Efficiency Gains: DARS achieves better performance than naive rollout scaling (e.g., setting $N=32$ for all problems) while using significantly fewer total rollouts, thereby improving training efficiency.

4. Experimental Results

The method was evaluated on Qwen2.5-Math (1.5B and 7B) and Llama-3.1-8B models across benchmarks like MATH-500, AIME24, AMC23, and OlympiadBench.

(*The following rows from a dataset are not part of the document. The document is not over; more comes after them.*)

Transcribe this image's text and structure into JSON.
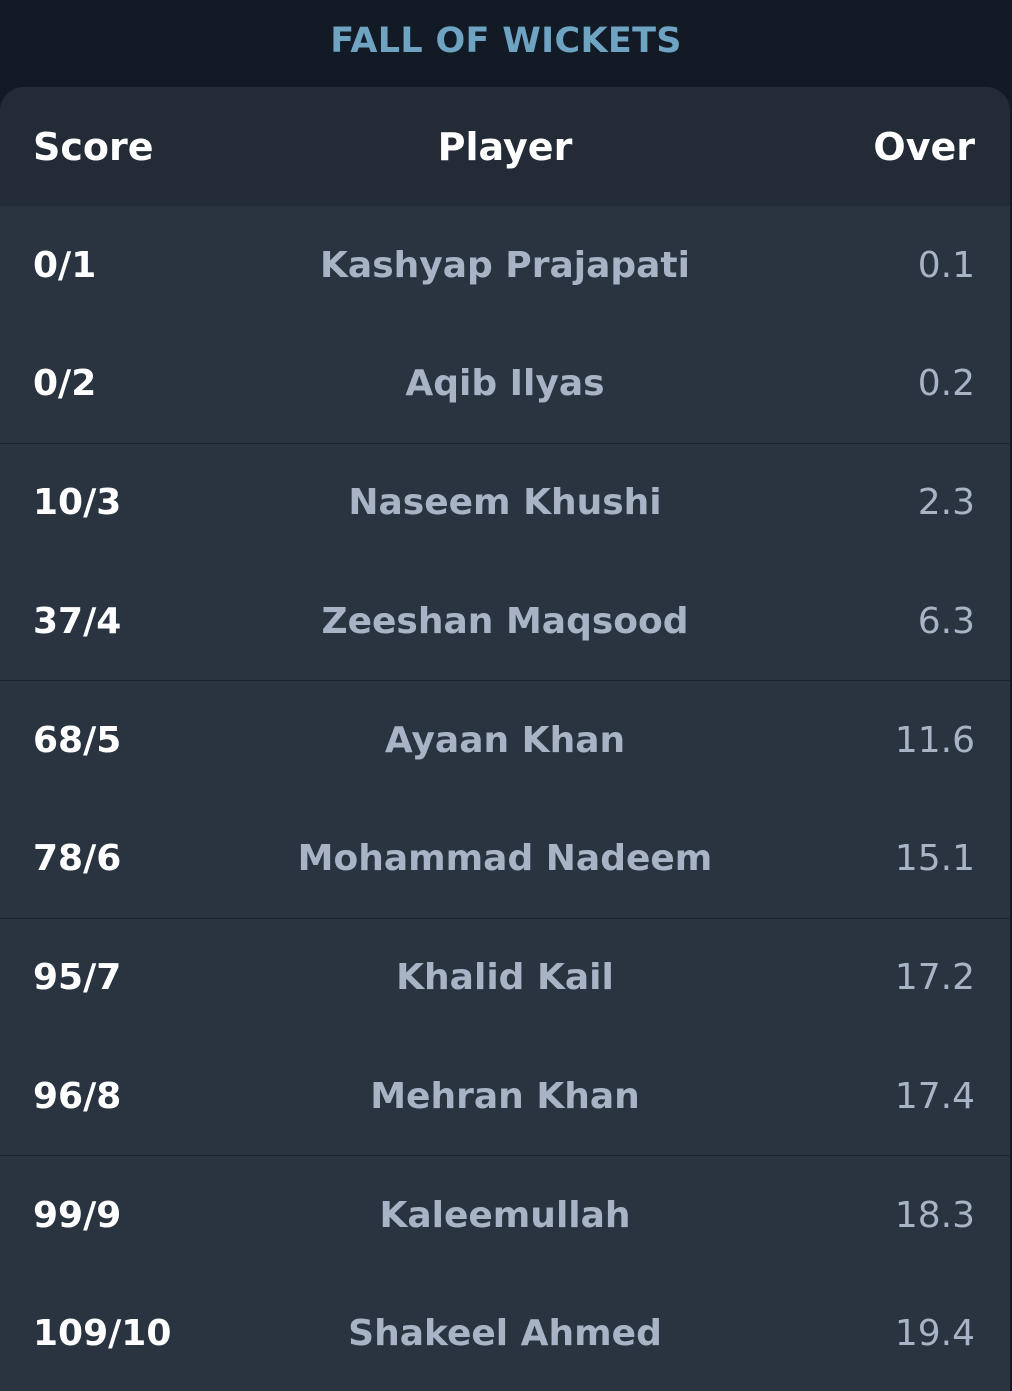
{
  "title": "FALL OF WICKETS",
  "table": {
    "headers": {
      "score": "Score",
      "player": "Player",
      "over": "Over"
    },
    "rows": [
      {
        "score": "0/1",
        "player": "Kashyap Prajapati",
        "over": "0.1"
      },
      {
        "score": "0/2",
        "player": "Aqib Ilyas",
        "over": "0.2"
      },
      {
        "score": "10/3",
        "player": "Naseem Khushi",
        "over": "2.3"
      },
      {
        "score": "37/4",
        "player": "Zeeshan Maqsood",
        "over": "6.3"
      },
      {
        "score": "68/5",
        "player": "Ayaan Khan",
        "over": "11.6"
      },
      {
        "score": "78/6",
        "player": "Mohammad Nadeem",
        "over": "15.1"
      },
      {
        "score": "95/7",
        "player": "Khalid Kail",
        "over": "17.2"
      },
      {
        "score": "96/8",
        "player": "Mehran Khan",
        "over": "17.4"
      },
      {
        "score": "99/9",
        "player": "Kaleemullah",
        "over": "18.3"
      },
      {
        "score": "109/10",
        "player": "Shakeel Ahmed",
        "over": "19.4"
      }
    ]
  },
  "colors": {
    "background": "#121a26",
    "card": "#2a3340",
    "header": "#232b37",
    "title": "#6fa3c2",
    "muted_text": "#a8b4c6",
    "bright_text": "#ffffff"
  }
}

Pass@1 (Single-shot): DARS-Breadth consistently outperformed baselines. For example, on Qwen2.5-Math-7B, the Pass@1 (Avg@128) improved from 55.3 (Baseline) to 58.4 (DARS-HW-Breadth).
Pass@K (Sampling): DARS significantly boosted Pass@128. On Qwen2.5-Math-7B, Pass@128 increased from 81.4 to 83.4.
Test-Time Scaling: The method showed superior performance under test-time search (Majority Voting). On AIME24, DARS-HW-Breadth improved the 7B model's maj@16 score by 11.4 points over the baseline.
Efficiency: DARS methods required far fewer rollouts per prompt than "Depth-Naive" (fixed large rollout) to achieve higher performance. For instance, DARS-ET reduced average rollouts by ~60% compared to naive scaling while improving results.
Generalization: The method generalized to non-math domains (GPQA-Diamond, HumanEval) and different model architectures (OpenPangu on Ascend NPUs).

5. Significance

This paper fundamentally shifts the paradigm of RLVR training by demonstrating that exploration quality (Depth) and exploration quantity (Breadth) must be optimized jointly.

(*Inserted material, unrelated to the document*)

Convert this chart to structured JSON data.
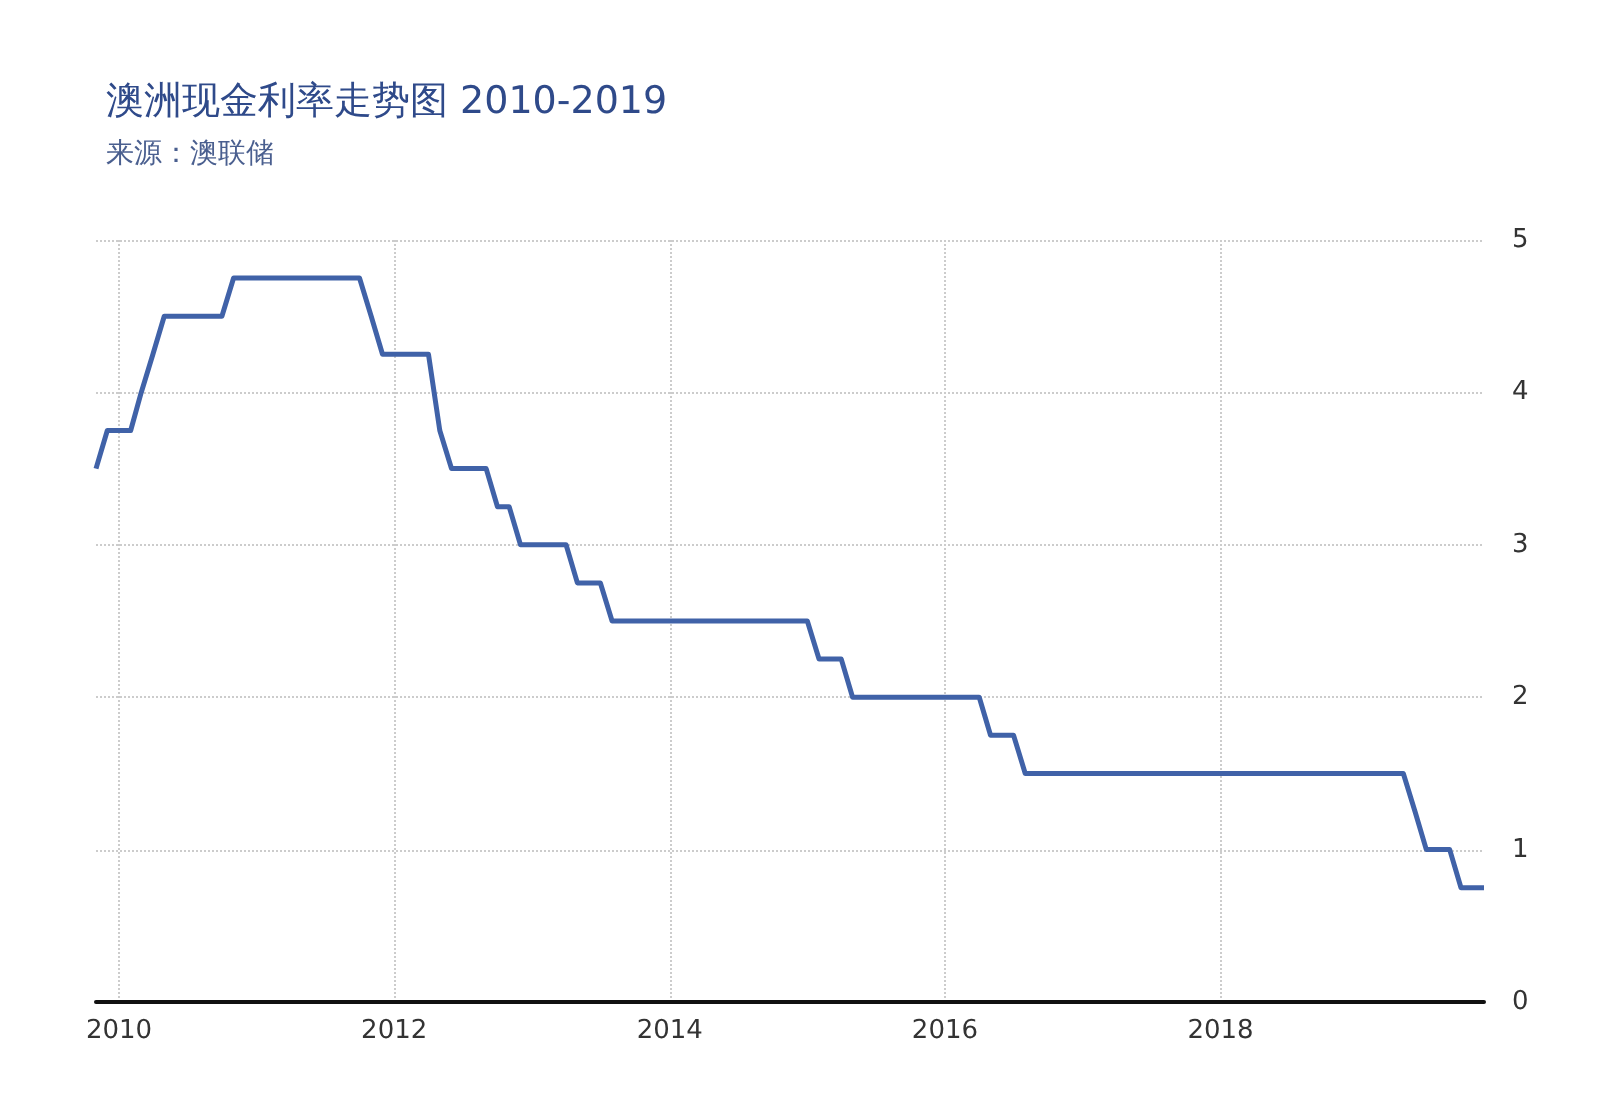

Theoretical Insight: It connects adaptive sampling strategies to established optimization objectives (Log-Odds and Maximum Likelihood), providing a theoretical basis for why focusing on hard examples works.
Practical Impact: It offers a scalable, efficient recipe for training reasoning models that outperforms current state-of-the-art methods without requiring massive increases in compute budget.
Future Direction: The authors suggest that dynamically adjusting the rollout cap ( $N_{max}$ ) could enable a curriculum learning approach, transitioning from Pass@K-focused exploration to Pass@1-focused refinement.

In summary, DARS-Breadth unlocks the full potential of RLVR by ensuring the model spends its compute on the hardest problems (Depth) while maintaining a stable, high-entropy training environment through large-scale batch updates (Breadth).